Такого замечательного скопления грязи, насекомых и невежества, как эта Чивита-Веккия, нам видеть еще не приходилось, если не считать африканской язвы, которая называется Танжером и точь-в-точь такая же. Здешние жители обитают по проулкам в два ярда шириной; эти проулки обладают своеобразным запахом, который, однако, мало привлекателен. Очень хорошо, что эти проулки так узки, потому что в них содержится как раз такое количество запаха, какое может выдержать человек, а будь они шире, запаха в них вмещалось бы больше, и люди бы мерли. Они вымощены булыжником и выстланы скончавшимися кошками, истлевшим тряпьем, сгнившими обрезками овощей и останками старой обуви; все это пропитано помоями, а жители сидят у дверей на табуретках и блаженствуют. Они, как правило, ленивы, но развлечений у них немного. Обыкновенно они работают не надрываясь часа два-три, а потом предаются ловле мух. Для нее не требуется особого таланта: охотнику достаточно взмахнуть рукой, — если он не поймает той, которую наметил, то поймает другую. Им все равно. У них нет особых пристрастий. Их удовлетворяет любая пойманная муха.
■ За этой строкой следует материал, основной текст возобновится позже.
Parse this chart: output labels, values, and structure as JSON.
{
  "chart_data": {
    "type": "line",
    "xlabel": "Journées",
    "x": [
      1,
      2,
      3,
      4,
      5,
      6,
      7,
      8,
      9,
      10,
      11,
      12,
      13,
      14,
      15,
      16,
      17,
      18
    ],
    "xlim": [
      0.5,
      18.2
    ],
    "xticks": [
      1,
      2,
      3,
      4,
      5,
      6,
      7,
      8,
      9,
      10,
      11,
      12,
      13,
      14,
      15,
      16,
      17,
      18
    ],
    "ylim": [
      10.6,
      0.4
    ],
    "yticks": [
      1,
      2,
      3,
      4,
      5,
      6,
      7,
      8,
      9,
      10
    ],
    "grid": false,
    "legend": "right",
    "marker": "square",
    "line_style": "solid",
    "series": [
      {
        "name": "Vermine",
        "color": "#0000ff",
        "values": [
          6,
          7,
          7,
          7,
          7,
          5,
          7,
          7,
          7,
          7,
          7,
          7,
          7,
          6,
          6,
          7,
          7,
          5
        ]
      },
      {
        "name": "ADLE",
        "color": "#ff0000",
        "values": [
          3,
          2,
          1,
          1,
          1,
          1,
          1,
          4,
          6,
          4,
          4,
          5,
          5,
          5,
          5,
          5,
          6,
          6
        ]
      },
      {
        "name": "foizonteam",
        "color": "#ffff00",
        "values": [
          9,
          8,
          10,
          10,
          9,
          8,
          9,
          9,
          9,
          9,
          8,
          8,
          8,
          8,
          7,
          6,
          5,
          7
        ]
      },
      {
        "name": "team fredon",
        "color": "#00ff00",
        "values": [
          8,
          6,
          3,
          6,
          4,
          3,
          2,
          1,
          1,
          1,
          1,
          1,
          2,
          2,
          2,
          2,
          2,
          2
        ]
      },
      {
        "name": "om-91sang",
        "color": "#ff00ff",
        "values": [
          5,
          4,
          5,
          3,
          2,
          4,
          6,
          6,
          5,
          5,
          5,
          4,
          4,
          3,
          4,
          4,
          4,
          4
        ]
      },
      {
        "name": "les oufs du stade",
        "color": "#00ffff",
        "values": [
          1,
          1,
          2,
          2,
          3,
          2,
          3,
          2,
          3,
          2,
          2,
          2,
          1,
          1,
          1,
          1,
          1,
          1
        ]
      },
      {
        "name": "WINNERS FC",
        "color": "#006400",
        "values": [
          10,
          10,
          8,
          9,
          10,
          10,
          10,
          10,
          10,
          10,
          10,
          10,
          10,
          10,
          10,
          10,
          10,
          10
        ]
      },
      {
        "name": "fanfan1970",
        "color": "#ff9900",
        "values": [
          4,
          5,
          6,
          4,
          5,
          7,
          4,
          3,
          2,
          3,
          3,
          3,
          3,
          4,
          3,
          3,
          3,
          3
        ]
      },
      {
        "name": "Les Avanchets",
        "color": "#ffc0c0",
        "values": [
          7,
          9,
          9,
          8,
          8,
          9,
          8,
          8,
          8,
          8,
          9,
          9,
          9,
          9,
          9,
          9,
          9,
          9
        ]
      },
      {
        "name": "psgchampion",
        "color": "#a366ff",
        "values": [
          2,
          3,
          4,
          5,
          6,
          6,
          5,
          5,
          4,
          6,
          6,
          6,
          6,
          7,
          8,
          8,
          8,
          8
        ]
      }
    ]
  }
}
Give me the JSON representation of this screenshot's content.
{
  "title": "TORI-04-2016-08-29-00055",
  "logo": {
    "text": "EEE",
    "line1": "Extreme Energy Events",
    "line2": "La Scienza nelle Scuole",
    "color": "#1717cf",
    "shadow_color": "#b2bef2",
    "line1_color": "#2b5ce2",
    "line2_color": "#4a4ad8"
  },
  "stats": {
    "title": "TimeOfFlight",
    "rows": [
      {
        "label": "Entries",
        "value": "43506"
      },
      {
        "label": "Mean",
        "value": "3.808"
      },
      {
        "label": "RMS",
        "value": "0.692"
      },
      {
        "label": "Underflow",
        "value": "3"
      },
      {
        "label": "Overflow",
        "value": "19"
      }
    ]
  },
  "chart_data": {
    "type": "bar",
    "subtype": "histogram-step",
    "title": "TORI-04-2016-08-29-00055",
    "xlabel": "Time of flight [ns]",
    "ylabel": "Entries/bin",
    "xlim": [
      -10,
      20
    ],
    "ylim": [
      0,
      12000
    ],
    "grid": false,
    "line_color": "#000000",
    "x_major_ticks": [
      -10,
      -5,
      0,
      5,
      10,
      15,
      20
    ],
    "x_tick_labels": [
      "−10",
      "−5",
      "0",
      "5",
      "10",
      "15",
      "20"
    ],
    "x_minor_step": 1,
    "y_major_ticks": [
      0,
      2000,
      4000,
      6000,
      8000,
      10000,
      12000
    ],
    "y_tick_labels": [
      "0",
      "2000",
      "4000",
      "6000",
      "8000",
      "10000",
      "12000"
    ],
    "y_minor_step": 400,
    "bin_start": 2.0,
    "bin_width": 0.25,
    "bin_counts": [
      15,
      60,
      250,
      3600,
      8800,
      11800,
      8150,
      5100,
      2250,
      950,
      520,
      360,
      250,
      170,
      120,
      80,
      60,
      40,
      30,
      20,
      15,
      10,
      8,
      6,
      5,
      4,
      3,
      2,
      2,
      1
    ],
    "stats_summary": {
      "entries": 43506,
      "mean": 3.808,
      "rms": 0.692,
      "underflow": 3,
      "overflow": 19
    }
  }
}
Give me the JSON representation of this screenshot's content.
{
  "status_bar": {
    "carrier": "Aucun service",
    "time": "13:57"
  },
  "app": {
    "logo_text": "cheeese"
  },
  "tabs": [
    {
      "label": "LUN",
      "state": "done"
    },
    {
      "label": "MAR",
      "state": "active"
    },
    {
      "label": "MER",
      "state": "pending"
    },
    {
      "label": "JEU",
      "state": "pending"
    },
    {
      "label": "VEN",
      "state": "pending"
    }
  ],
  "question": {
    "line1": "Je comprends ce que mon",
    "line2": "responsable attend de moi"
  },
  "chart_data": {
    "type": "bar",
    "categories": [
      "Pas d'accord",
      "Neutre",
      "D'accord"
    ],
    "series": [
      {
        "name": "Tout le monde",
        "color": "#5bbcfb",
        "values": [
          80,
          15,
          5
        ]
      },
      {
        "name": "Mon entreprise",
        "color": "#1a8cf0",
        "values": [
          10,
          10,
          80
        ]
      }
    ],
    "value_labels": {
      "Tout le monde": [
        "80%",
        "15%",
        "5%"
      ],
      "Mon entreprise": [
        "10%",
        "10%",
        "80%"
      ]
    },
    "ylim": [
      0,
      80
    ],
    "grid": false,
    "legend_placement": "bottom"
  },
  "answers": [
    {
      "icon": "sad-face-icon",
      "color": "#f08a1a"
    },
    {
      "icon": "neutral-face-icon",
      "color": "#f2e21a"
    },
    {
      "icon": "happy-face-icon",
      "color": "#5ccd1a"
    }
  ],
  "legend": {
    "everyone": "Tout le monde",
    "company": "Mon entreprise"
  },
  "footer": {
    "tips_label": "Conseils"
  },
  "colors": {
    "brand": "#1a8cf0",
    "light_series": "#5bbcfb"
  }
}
У них есть и другие насекомые, но это не делает их надменными. Все они люди тихие и скромные. Хотя такой живности у них больше, чем в любом другом месте, они этим не хвастают.
Они очень нечистоплотны, эти люди; их лица, руки и одежда одинаково грязны. Если они видят на ком-нибудь чистую рубашку, то проникаются к нему глубочайшим презрением. Женщины полдня занимаются стиркой у общественных водоемов, но, вероятно, они стирают чужое белье. А может быть, у них одна смена для носки, а другая для стирки; как бы то ни было, в стираном белье они не ходят. Когда женщина не стирает, она сидит в проулке и по очереди кормит своих детенышей. Пока она кормит одного замурзанного котенка, остальные почесывают спины о косяк двери и счастливы.